Наружная деревянная лестница тянулась на два этажа, на каждом располагалось по три комнаты, разделенные надвое деревянными же перегородками. Поднявшись на второй этаж, Джоан и купец попали в узкий коридор с деревянными стенами. Там было темно. Через несколько шагов обозначился короткий внутренний пролет – не больше приставной лесенки. Джоан на ощупь стала подниматься.
Ее комната находилась в мансарде. Крошечное помещение, но без соседней каморки, поэтому никто бы не услышал ни ударов, ни хрипов. Имелось небольшое окно, верхняя часть которого была затянута пергаментом, пропускавшим свет, а нижняя снабжена прочным деревянным ставнем. Утром, отворив его и ощутив на лице холодный сырой воздух, Джоан обнаружила, что ей видны другой берег реки и даже верхушка Ньюгейта над крышами Блэкфрайерса. Ее утешила возможность смотреть на место, где пребывал в заточении Мартин Флеминг.
Камыш на полу не меняли месяцами, и он вонял. Джоан, однако, удалось заставить хозяина борделя снабдить ее свежим, хотя тот и ворчал, недовольный расходом. Мансарда, таким образом, стала сравнительно приятным местом, насколько это было возможно. Сюда и поднялся чуть запыхавшийся купец.
Ложе представляло собой соломенный матрас посреди комнаты. Джоан сбросила платок. Она еще не приобрела полосатый наряд, положенный представительницам ее профессии, а потому на ней была обычная льняная камиза, поверх которой Джоан надела котту без рукавов с цветочным узором. Джоан сняла наголовный обруч, и волосы рассыпались. Она взглянула на окно, подошла и толкнула ставень. В ста ярдах лениво струилась река. Стоя спиной к купцу, она поняла, что слегка дрожит. Заметил ли он?
Думала девушка только об одном: как бы заставить его повременить? Нет ли какого-то выхода – даже сейчас?
– Ты в самом деле девственница? – донеслось сзади.
Она не обернулась, но кивнула.
– Боишься?
Голос купца был груб. Но не послышалась ли ей нотка неловкости? Малая толика вины? Она обернулась.
Тот снял плащ и уже расстегивал рубаху, явно намереваясь заняться, чем и хотел. Джоан посмотрела на его широкое бесчувственное лицо. Может, хоть капля добросердечия?
– Не так уж и плохо будет, – изрек он.
И тут ее осенило. Обратить жуткую ситуацию к лучшему можно было только одним путем. Шанс призрачный, но, если вести себя смело, могло – всего лишь могло – удаться склонить купца на свою сторону.
Джоан призвала на помощь все свое хладнокровие.
– Сделайте кое-что для меня, – сказала она.
Тот взглянул на нее, и она договорила.
– Чего? – Он оцепенел, но Джоан не моргнула глазом.
– Дайте мне объяснить.
Через час после полудня крепко сбитый человек с улыбкой до ушей выскочил из старого королевского дворца, кинулся к лошади, взлетел в седло и помчался к городу, оставив старинное Вестминстерское аббатство позади.

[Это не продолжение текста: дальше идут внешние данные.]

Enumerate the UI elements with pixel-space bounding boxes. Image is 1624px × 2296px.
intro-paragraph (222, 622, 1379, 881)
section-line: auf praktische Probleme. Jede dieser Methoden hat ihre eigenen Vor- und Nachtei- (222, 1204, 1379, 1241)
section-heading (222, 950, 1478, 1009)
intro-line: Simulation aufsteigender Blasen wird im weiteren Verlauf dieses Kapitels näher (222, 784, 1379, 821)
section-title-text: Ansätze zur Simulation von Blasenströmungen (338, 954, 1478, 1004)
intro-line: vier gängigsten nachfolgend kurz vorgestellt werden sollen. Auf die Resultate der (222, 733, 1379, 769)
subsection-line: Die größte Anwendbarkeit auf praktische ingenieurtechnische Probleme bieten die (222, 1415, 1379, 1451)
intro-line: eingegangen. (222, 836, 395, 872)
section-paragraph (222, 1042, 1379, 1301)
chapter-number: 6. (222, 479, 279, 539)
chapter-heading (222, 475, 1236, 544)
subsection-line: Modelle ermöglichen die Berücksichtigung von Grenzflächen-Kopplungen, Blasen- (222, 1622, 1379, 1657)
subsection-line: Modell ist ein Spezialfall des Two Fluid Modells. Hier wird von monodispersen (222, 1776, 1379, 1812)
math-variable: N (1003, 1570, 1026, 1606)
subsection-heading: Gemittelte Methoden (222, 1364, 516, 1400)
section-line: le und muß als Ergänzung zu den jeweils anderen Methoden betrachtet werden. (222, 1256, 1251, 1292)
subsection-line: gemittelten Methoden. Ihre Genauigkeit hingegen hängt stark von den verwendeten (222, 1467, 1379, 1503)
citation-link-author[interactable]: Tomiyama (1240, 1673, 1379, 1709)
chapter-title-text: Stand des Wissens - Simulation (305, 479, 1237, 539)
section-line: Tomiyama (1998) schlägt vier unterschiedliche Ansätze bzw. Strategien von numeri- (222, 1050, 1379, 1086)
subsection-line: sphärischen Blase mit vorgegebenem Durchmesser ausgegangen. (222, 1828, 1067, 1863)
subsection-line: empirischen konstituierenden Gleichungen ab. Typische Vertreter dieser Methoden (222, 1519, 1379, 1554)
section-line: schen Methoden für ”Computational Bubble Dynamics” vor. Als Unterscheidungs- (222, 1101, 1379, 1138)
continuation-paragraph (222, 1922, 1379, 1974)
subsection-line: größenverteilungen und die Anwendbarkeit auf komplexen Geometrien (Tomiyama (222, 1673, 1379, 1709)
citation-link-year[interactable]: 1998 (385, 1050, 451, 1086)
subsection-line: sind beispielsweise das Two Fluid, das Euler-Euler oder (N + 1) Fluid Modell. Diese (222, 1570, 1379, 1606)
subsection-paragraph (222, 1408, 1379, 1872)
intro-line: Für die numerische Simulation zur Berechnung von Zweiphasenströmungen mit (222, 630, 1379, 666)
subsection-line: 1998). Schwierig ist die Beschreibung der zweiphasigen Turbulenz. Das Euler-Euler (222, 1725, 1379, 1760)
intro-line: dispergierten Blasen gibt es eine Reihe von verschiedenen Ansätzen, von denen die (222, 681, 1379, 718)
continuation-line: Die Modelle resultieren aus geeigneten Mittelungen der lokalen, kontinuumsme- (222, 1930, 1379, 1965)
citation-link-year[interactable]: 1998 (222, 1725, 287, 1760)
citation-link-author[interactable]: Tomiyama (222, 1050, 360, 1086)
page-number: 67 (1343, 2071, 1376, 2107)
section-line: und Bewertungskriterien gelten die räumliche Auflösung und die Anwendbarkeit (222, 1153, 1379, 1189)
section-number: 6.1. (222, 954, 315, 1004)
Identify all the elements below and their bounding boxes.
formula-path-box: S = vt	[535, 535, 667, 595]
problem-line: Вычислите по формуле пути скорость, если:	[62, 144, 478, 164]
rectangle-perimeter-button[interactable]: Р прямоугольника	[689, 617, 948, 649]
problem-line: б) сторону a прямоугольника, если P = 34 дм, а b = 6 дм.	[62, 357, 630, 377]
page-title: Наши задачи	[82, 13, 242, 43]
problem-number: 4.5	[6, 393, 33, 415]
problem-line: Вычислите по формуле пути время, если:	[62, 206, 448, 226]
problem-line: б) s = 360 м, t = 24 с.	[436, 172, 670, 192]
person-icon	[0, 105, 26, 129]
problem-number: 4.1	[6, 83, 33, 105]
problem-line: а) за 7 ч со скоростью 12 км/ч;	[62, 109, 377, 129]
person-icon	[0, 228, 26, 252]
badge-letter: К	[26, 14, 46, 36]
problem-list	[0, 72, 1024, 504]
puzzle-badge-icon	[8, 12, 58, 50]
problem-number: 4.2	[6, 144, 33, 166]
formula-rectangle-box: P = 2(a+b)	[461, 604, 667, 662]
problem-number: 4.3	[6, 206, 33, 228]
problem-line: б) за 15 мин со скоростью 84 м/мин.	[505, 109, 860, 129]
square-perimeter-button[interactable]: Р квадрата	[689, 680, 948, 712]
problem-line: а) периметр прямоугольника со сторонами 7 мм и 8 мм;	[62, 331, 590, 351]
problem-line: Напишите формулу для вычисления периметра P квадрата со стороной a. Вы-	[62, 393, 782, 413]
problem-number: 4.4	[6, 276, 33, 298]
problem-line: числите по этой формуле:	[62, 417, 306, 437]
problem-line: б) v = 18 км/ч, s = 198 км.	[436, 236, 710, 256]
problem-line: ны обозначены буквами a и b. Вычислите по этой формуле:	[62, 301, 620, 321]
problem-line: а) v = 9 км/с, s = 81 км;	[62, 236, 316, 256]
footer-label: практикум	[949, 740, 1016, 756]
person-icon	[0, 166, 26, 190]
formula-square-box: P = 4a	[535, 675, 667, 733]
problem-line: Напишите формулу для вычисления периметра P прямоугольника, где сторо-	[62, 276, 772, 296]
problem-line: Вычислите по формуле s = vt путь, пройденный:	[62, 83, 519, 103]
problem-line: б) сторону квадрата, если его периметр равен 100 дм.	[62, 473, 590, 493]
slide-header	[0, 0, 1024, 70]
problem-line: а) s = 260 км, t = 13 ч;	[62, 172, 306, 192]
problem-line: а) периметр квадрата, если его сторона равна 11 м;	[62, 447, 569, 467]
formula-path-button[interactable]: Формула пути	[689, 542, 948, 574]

Вестминстерское аббатство образца 1295 года выглядело на редкость странно, благо набожный король Генрих III, решивший его перестроить, допустил прискорбную ошибку. Несмотря на огромную сумму, собранную евреями, и заложенные драгоценности, которые Генрих намеревался пустить на возведение роскошного нового храма Эдуарда Исповедника, деньги у него закончились. Великолепная восточная половина церкви, хоры с трансептами и малая часть нефа возвысились безупречно; высокие арки выдержали в вытянутом готическом стиле. И вдруг строение будто обрывалось и уменьшалось до более чем скромной высоты старой нормандской церкви Исповедника. Такая картина сохранялась уж четверть столетия: две церкви, выстроенные в разных стилях, соединялись абсолютно бессмысленным образом. До возобновления работ предстояло ждать целый век, а до завершения – все два. Вид священной коронационной церкви оставался безобразным по ходу правления двенадцати английских монархов.